Richard Paul Long, a member of the Friends of Angel Meadows campaign group, said there was a total “lack of accountability” when it came to the planning process in Manchester.
Another resident told the meeting that if developers did hold public consultations these would be held at inconvenient times during the day, that statements from consultations weren’t followed up and that no one in the council was taking responsibility for failures to veto planning applications which concerned locals.
Greg Ashton, trustee of New Leaf, a charity committed to greening Manchester’s public urban spaces, talked about councillors’ powers being “watered down” by developers. He went on to say that Councillors were “supposed to represent the rights of the communities,” but increasingly they were being subverted by “repeated resubmissions” made by developers if their proposals were rejected initially.
Councillors Adele Douglas and Jon-Connor Lyons, who represent Piccadilly ward, were joined by Angeliki Stogia, who is executive for Environment, Planning and Transport on Manchester City Council, to outline the structural issues surrounding the city’s planning processes which precluded public input.
According to Douglas, there is “no legal obligation for developers to consult the public” in the pre-application phase of development planning. Where developers do decide to consult the public, Douglas explained, this takes the form of a notification that a development is going ahead regardless of what people think, rather than a negotiation with the local community.

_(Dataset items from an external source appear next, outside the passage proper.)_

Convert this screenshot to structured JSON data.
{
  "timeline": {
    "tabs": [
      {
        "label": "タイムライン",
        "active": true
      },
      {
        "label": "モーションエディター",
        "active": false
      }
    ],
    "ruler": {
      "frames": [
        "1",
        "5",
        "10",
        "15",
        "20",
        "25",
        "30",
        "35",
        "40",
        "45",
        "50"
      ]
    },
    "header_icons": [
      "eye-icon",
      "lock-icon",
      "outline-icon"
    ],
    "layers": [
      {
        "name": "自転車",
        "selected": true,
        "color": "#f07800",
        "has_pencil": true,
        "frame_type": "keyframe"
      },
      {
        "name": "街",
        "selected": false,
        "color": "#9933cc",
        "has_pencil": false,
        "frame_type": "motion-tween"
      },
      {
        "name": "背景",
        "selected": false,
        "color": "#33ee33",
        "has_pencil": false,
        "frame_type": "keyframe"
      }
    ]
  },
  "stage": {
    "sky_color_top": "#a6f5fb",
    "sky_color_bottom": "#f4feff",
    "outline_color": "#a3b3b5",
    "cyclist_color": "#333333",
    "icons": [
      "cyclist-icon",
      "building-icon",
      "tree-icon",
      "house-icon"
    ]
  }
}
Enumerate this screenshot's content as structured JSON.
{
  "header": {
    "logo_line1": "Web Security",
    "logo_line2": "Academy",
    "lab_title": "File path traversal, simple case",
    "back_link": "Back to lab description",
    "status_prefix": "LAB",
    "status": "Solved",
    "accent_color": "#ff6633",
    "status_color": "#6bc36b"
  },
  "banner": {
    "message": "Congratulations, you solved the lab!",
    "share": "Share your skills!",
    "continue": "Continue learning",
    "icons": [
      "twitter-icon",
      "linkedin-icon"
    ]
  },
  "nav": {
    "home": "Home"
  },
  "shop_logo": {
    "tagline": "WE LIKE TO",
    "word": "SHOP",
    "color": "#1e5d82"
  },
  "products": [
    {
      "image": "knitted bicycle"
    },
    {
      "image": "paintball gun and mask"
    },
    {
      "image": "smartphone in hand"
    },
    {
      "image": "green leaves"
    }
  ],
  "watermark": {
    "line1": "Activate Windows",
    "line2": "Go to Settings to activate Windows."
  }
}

Councillors Douglas and Stogia described how their powers were being watered down by developers. They highlighted the fact that councillors are powerless to stop Manchester City Council’s Planning Committee approving an application once it has been submitted, because by this point application has gone through the Local Planning Authority, which advises councillors sitting on the Planning Committee to approve or reject a development proposal.
There are fifteen councillors on the committee representing wards from all over Greater Manchester and most of them follow the advice of the Local Planning Authority. This means that the three Piccadilly ward councillors are outnumbered. This had been the case when the committee approved plans for the Shudehill Tower, the councillors said.
Attendees of the meeting then tried to come up with solutions to the issue of “antidemocratic planning processes”. Douglas said a solution could be to consult with the public more in the pre-application phase of planning, so the Planning Committee had a better picture of what impact a proposed development would have on the local community.
Developing on this suggestion, one resident told the meeting that a way to empower locals would be to ensure that consultation documents sent out by developers included images of the proposed development once it had been completed and birds-eye satellite images of the site. Visualising developments in this way would help locals express what they did not like about a development.
A general feeling of disenfranchisement and disillusionment lingered throughout the meeting. Many at the meeting shared Ashton’s concerns that councillors powers were being “watered down” and that the real power lay with the developers. It was also clear coming out of this meeting that there was a lot of disagreement within the Manchester Labour Party on planning policy.
So for the foreseeable future the planning process will proceed as usual as the property development boom continues across the city. But this meeting has brought the planning process into the public debate, and it is sure to be a topic that is returned to soon with the amount of development occurring in the city.